Stewart served on the program committee of the International Solid-State Circuits Conference for ten years, chairing the Analog Subcommittee for four years. He was the conference Program Chair in 1999. He was an Associate Editor of the IEEE Journal of Solid-State Circuits, and the recipient of the IEEE Third Millennium Medal for Outstanding Achievements and Contributions from the Solid-State Circuits Society. Stewart has taught part-time at Portland State University, Oregon State University, and the Oregon Graduate Institute for twenty nine years. He is an IEEE Fellow.

Presentation Title Multi-Radio Platforms in Scaled CMOS Technology

Abstract:

Notebook computers and handheld devices employ multi-radio platforms to stay connected anywhere, anytime. This presents many challenges in terms of economics and co-existence.
This talk reviews some of these challenges, and describes how CMOS technology can be used to implement low-cost radio platforms.

 
Anwar Ali
 
 
Senior Staff Engineer
Intel Technology Sdn Bhd, Penang, Malaysia

Anwar Ali Anwar Ali is a Senior Staff Engineer for Operational Modeling. He leads a team of Operations Research practitioners in applying discrete event simulation and optimization techniques to assist Assembly Test Manufacturing (ATM) factories improve productivity. Anwar also collaborates with Malaysia universities in initiatives to apply science to manufacturing. Anwar holds a Masters degree in Decision Science. He has been in Intel for 18 years. His e-mail is anwar.ali@intel.com .



Presentation Title Applying Equipment Simulation for Productivity Improvement – Intel’s Experience

Abstract:
The increasing complexities of Assembly Test equipment require the use of dynamic simulation models for accurate equipment capability prediction to enable lean capital expenditure. The drive for lean direct labor requires the models to be extended for downtime and human interaction considerations to ensure no compromise to equipment output. We share our experience in building and extending the models.

The high fidelity dynamic equipment simulation models were originally developed for best case equipment capability prediction and mimics detailed equipment movement and activities faithfully. Extensive uses of kinematics graphics ease model verification and model acceptance by customers. Models are validated to match the actual machine times with typical 98% accuracy.

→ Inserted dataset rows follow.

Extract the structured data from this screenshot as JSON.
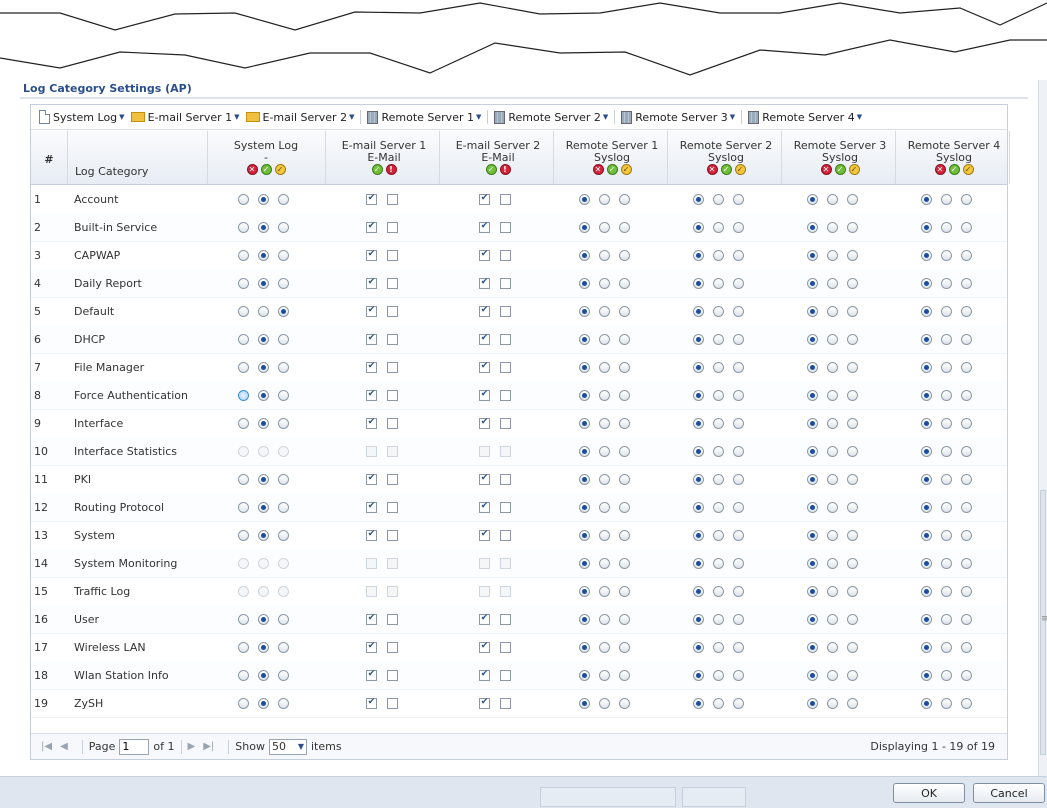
{
  "section_title": "Log Category Settings (AP)",
  "toolbar": {
    "items": [
      "System Log",
      "E-mail Server 1",
      "E-mail Server 2",
      "Remote Server 1",
      "Remote Server 2",
      "Remote Server 3",
      "Remote Server 4"
    ]
  },
  "table": {
    "col_num": "#",
    "col_category": "Log Category",
    "columns": [
      {
        "title": "System Log",
        "sub": "-",
        "icons": [
          "disable-icon",
          "normal-icon",
          "debug-icon"
        ]
      },
      {
        "title": "E-mail Server 1",
        "sub": "E-Mail",
        "icons": [
          "normal-icon",
          "alert-icon"
        ]
      },
      {
        "title": "E-mail Server 2",
        "sub": "E-Mail",
        "icons": [
          "normal-icon",
          "alert-icon"
        ]
      },
      {
        "title": "Remote Server 1",
        "sub": "Syslog",
        "icons": [
          "disable-icon",
          "normal-icon",
          "debug-icon"
        ]
      },
      {
        "title": "Remote Server 2",
        "sub": "Syslog",
        "icons": [
          "disable-icon",
          "normal-icon",
          "debug-icon"
        ]
      },
      {
        "title": "Remote Server 3",
        "sub": "Syslog",
        "icons": [
          "disable-icon",
          "normal-icon",
          "debug-icon"
        ]
      },
      {
        "title": "Remote Server 4",
        "sub": "Syslog",
        "icons": [
          "disable-icon",
          "normal-icon",
          "debug-icon"
        ]
      }
    ],
    "rows": [
      {
        "num": "1",
        "category": "Account",
        "syslog": 1,
        "email1": [
          1,
          0
        ],
        "email2": [
          1,
          0
        ]
      },
      {
        "num": "2",
        "category": "Built-in Service",
        "syslog": 1,
        "email1": [
          1,
          0
        ],
        "email2": [
          1,
          0
        ]
      },
      {
        "num": "3",
        "category": "CAPWAP",
        "syslog": 1,
        "email1": [
          1,
          0
        ],
        "email2": [
          1,
          0
        ]
      },
      {
        "num": "4",
        "category": "Daily Report",
        "syslog": 1,
        "email1": [
          1,
          0
        ],
        "email2": [
          1,
          0
        ]
      },
      {
        "num": "5",
        "category": "Default",
        "syslog": 2,
        "email1": [
          1,
          0
        ],
        "email2": [
          1,
          0
        ]
      },
      {
        "num": "6",
        "category": "DHCP",
        "syslog": 1,
        "email1": [
          1,
          0
        ],
        "email2": [
          1,
          0
        ]
      },
      {
        "num": "7",
        "category": "File Manager",
        "syslog": 1,
        "email1": [
          1,
          0
        ],
        "email2": [
          1,
          0
        ]
      },
      {
        "num": "8",
        "category": "Force Authentication",
        "syslog": 1,
        "email1": [
          1,
          0
        ],
        "email2": [
          1,
          0
        ],
        "hover": 0
      },
      {
        "num": "9",
        "category": "Interface",
        "syslog": 1,
        "email1": [
          1,
          0
        ],
        "email2": [
          1,
          0
        ]
      },
      {
        "num": "10",
        "category": "Interface Statistics",
        "syslog": -1,
        "email1": [
          -1,
          -1
        ],
        "email2": [
          -1,
          -1
        ]
      },
      {
        "num": "11",
        "category": "PKI",
        "syslog": 1,
        "email1": [
          1,
          0
        ],
        "email2": [
          1,
          0
        ]
      },
      {
        "num": "12",
        "category": "Routing Protocol",
        "syslog": 1,
        "email1": [
          1,
          0
        ],
        "email2": [
          1,
          0
        ]
      },
      {
        "num": "13",
        "category": "System",
        "syslog": 1,
        "email1": [
          1,
          0
        ],
        "email2": [
          1,
          0
        ]
      },
      {
        "num": "14",
        "category": "System Monitoring",
        "syslog": -1,
        "email1": [
          -1,
          -1
        ],
        "email2": [
          -1,
          -1
        ]
      },
      {
        "num": "15",
        "category": "Traffic Log",
        "syslog": -1,
        "email1": [
          -1,
          -1
        ],
        "email2": [
          -1,
          -1
        ]
      },
      {
        "num": "16",
        "category": "User",
        "syslog": 1,
        "email1": [
          1,
          0
        ],
        "email2": [
          1,
          0
        ]
      },
      {
        "num": "17",
        "category": "Wireless LAN",
        "syslog": 1,
        "email1": [
          1,
          0
        ],
        "email2": [
          1,
          0
        ]
      },
      {
        "num": "18",
        "category": "Wlan Station Info",
        "syslog": 1,
        "email1": [
          1,
          0
        ],
        "email2": [
          1,
          0
        ]
      },
      {
        "num": "19",
        "category": "ZySH",
        "syslog": 1,
        "email1": [
          1,
          0
        ],
        "email2": [
          1,
          0
        ]
      }
    ],
    "remote_selected": 0
  },
  "pager": {
    "page_label": "Page",
    "page_value": "1",
    "of_label": "of 1",
    "show_label": "Show",
    "show_value": "50",
    "items_label": "items",
    "displaying": "Displaying 1 - 19 of 19"
  },
  "footer": {
    "ok_label": "OK",
    "cancel_label": "Cancel"
  }
}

The models were used to predict best case equipment capability with different media densities, processing times, and equipment configuration. The benefits of improvement ideas were quantified by the models to select the best option to be pursued.

The models were then extended for downtime and human interaction considerations. Models were validated against multi-observation study direct labor utilization. Model inputs include different direct labor per equipment ratio, skill sets, downtime scenarios, and product loading. Model experiments were able to quantify trade-offs between aggressive direct labor goals and its impact to output.